The story of micro-ebusd
From the very beginning it was my intention to bring ebusd directly on the adapter itself instead of requiring another process running somewhere on a host.
However small ebusd may be, this was really challenging and basically impossible to realize in just 400KB of RAM, especially due to the small remainder when the network stack is running.
First of all I rewrote and stripped down the original ebusd with a dedicated driver for the ESP32-C series, which worked fine but consumed a lot of memory which is just not available, so only a few message definitions were possible.
Consequently I had to redesign that and wrote a complete eBUS codec engine based on CBOR files for message definitions which was done in parallel to the move from CSV to TypeSpec “saving” the findings of that process there.
That one also worked fine, but even though CBOR suggests “compressed binary” it was still way too big and still consumed too much RAM.
So the idea was born to create an eBUS codec engine that is able to run with almost no RAM usage at all - driven by tables residing in ROM.
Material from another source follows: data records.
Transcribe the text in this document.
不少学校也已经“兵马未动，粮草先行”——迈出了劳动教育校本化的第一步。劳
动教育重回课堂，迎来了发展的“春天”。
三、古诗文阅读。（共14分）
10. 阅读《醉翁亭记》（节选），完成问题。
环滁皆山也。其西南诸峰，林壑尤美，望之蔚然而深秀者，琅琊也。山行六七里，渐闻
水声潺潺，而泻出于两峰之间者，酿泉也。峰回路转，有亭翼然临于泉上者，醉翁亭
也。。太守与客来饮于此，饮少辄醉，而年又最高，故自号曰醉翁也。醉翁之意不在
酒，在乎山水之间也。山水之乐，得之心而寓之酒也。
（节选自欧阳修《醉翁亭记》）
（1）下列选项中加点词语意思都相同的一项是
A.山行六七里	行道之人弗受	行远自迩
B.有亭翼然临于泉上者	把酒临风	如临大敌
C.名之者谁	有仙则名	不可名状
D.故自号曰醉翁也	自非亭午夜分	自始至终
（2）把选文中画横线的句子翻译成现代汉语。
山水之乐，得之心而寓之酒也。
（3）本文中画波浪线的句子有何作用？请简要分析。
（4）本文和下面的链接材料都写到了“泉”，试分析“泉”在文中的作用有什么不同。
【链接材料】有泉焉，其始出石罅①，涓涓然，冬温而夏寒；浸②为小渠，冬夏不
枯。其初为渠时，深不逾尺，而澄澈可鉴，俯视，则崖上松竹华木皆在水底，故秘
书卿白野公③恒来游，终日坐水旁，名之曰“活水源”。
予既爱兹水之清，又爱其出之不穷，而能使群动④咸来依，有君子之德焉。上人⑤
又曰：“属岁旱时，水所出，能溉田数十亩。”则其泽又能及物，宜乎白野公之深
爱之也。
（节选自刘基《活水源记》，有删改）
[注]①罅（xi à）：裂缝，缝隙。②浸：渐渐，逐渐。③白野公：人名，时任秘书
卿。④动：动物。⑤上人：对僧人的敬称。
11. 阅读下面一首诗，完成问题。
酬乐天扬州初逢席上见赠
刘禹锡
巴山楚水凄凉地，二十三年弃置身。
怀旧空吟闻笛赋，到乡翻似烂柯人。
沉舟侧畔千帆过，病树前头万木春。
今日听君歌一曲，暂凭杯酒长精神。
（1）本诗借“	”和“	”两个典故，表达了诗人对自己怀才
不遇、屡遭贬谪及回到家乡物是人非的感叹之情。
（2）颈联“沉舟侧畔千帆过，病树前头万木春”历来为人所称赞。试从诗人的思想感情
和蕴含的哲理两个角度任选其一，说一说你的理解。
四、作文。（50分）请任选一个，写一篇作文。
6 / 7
Combined with my own Huffman context compression all of the message definitions of the ebusd-configuration repository
- can be bundled into the firmware,
- the eBUS participants can be scanned using the scan definitions
- including manufacturer specific scan, and
- the relevant messages for each environment can be activated as needed.
All of this took roughly 18 months using only my spare time but I think it was worth it.